Or Commission Calls for ‘Real Equality’
The Israeli judicial commission charged with investigating the death of 12 Israeli Arabs during riots in 2000 has released a final report slamming police and the government and calling for steps to establish “real equality” between Jewish and Arab citizens.
Headed by Supreme Court Justice Theodor Or, the three-member commission rebuked top Israeli political leaders and police officials over their handling of the violence but did not limit itself to a probe of the riots. Instead, the so-called Or Commission identified equal treatment of Israel’s Arab citizens as “the most important and sensitive domestic issue on the country’s agenda,” adding that the issue had been “neglected and mishandled for many years.” The commission called on the Israeli government to “erase the tarnish of discrimination against the Arab citizens” through a series of immediate and long-term efforts tied to timetables and supervised by the prime minister.
The commission said Israel’s national police force frequently treats Israeli Arabs as “enemies” and is consequently perceived by them not “as a body that renders service but as a hostile force serving a hostile regime.” The police, the report said, “must instill in its people that the Arab public is not an enemy and should not be treated as an enemy.”
The report did not unequivocally identify any individuals directly responsible for the Arabs’ deaths, prompting angry criticism from relatives of the victims. At the same time, the commission urged Israel’s Ministry of Justice to pursue criminal investigations into the matter. The ministry responded by ordering prosecutors to begin preparing an investigation, which officials warned would be extremely complex and could take years.
The 860-page Or report, based on testimony from 438 witnesses over more than 19 months, describes the bloody October 2000 riots chiefly as an expression of Arab citizens’ frustration over years of deprivation and discrimination. During the riots, the most violent ever inside Israel proper, police forces shot dead a dozen Israeli-Arab citizens and one Gazan residing in Israel. One Israeli Jew was killed by a rock thrown at his car by Arab rioters.

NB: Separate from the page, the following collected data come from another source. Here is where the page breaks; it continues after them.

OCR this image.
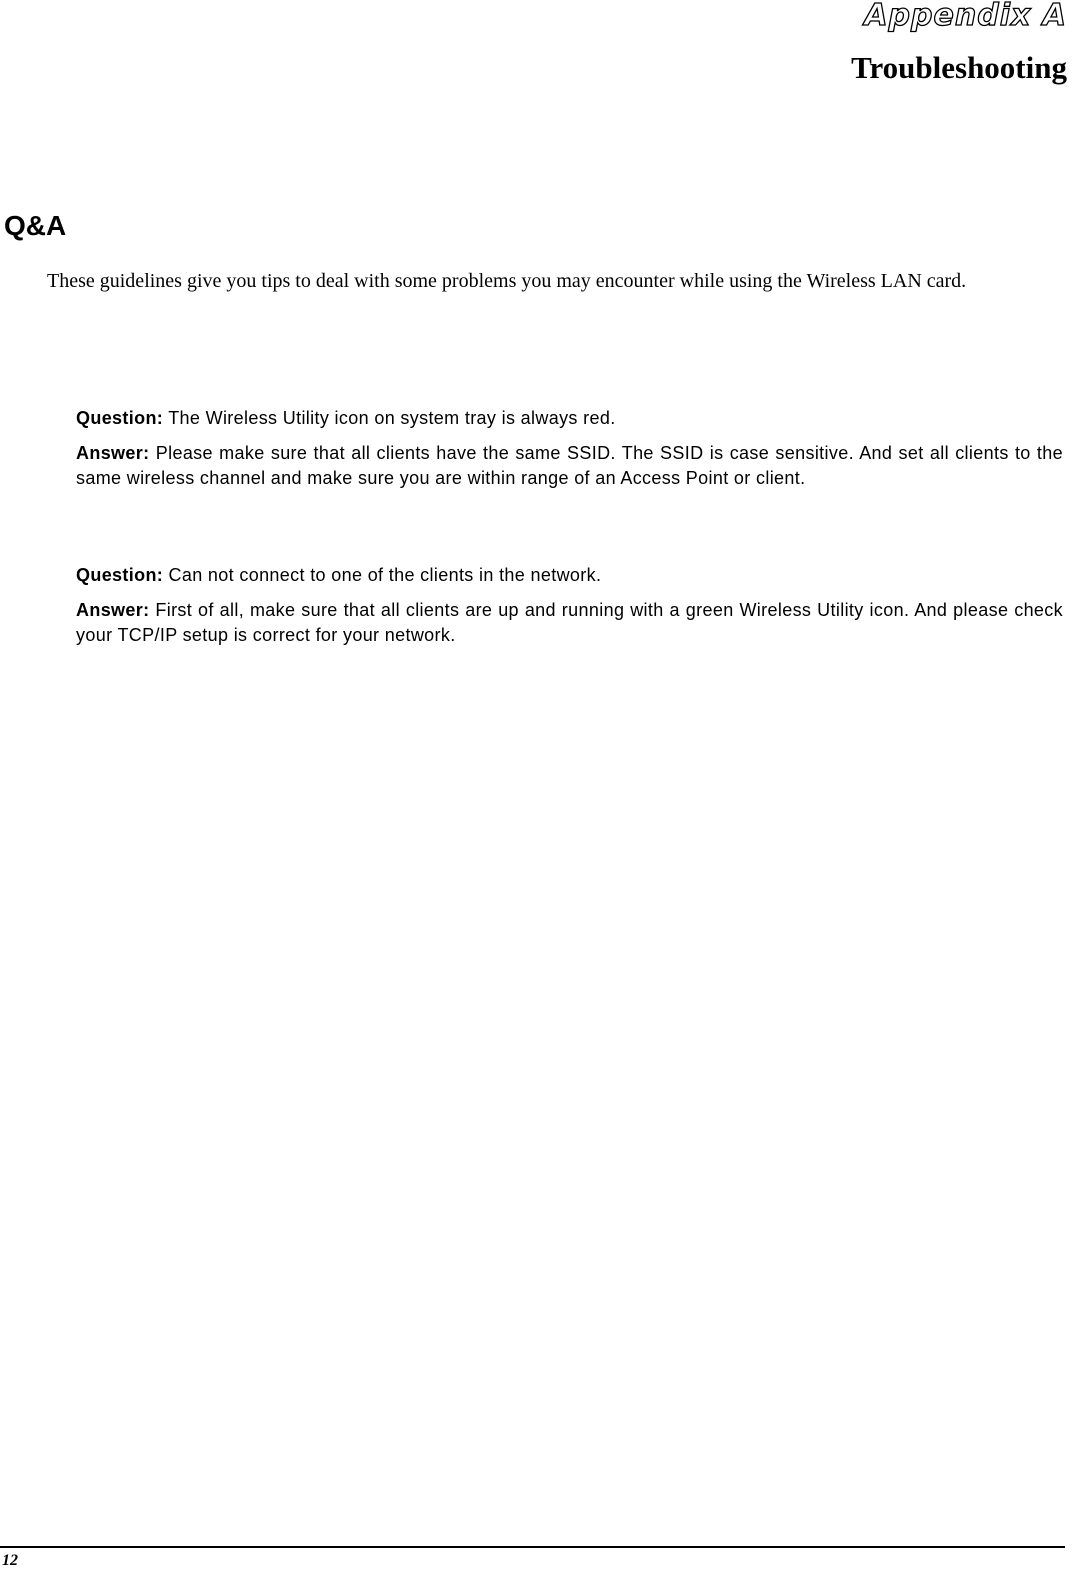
Appendix A
Troubleshooting
Q&A

These guidelines give you tips to deal with some problems you may encounter while using the Wireless LAN card.

Question: The Wireless Utility icon on system tray is always red.

Answer: Please make sure that all clients have the same SSID. The SSID is case sensitive. And set all clients to the same wireless channel and make sure you are within range of an Access Point or client.

Question: Can not connect to one of the clients in the network.

Answer: First of all, make sure that all clients are up and running with a green Wireless Utility icon. And please check your TCP/IP setup is correct for your network.

12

The commission, created weeks after the riots by then-prime minister Ehud Barak, was made up of Or, Arab judge Hashem Khatib and former Israeli ambassador to Egypt and Jordan Shimon Shamir.
The commission criticized Barak’s performance as prime minister, charging that he failed to “appropriately attend to an issue of strategic importance to the state of Israel and to the well-being of its citizens.” Barak is accused of failing to prepare for the possibility of widespread riots inside Israel and for mishandling them when they erupted. The panel does not recommend taking action against Barak, leaving open the possibility of him running for prime minister again.
The commission recommends barring Barak’s then-minister of internal security, Shlomo Ben-Ami, from serving in that post in the future. It recommends suspending the promotion of several senior police officers, dismissing two others from the police force and ensuring that several other former senior police officers do not hold internal-security positions in the future.
Some Arab critics were angry at the commission for its strongly worded criticisms of several Arab public figures, including Knesset members Azmi Beshara and Abdulmalik Dehamshe, whom it accused of inciting the rioters.
Still, many Arab-rights activists were hailing the report this week. “This report is a revolution,” said Shalom Dichter, director of Sikkuy, a Jerusalem-based organization that advocates equality for Israeli Arabs and monitors government actions.
The report adopted terms such as “distributional justice” of state land resources and talked about “closing gaps” rather than “reducing gaps” between the Jewish and Arab citizens. It described the Jewish state’s Arab community as an “indigenous” population with a Palestinian national identity that still feels the trauma of its defeat in 1948. The report found that Arab citizens believe the state systematically favors the interests of the majority group over the minority.
“The commission did not deliver the goods in terms of direct personal responsibility,” said Muhammad Darawshe, an Israeli Arab who directs One Voice, a grassroots group promoting Jewish-Arab understanding. On the other hand, the commission’s “recipe for Jewish-Arab relations in Israel satisfies most of the Arab citizens’ aspirations in terms of what is feasible in a Jewish state and could serve as a basis for redefining majority-minority relations in Israel.”
The report’s political implications are unclear. Barak, who emerged relatively unscathed, is openly considering a return to political life following his landslide defeat at the polls by Ariel Sharon in 2001. Ben-Ami appears more seriously damaged, having been singled out as unfit to head the Internal Security Ministry. But some observers note the irony in the fact that Ben-Ami is now ostensibly barred from a post he never wanted in the first place, having been demoted to it from his previous position as foreign minister. They note, too, that such censure by a judicial commission has murky precedents. A similar commission appointed in 1982 to probe that summer’s massacre of Palestinians in a Beirut refugee camp recommended that Sharon be barred from returning to the post of defense minister.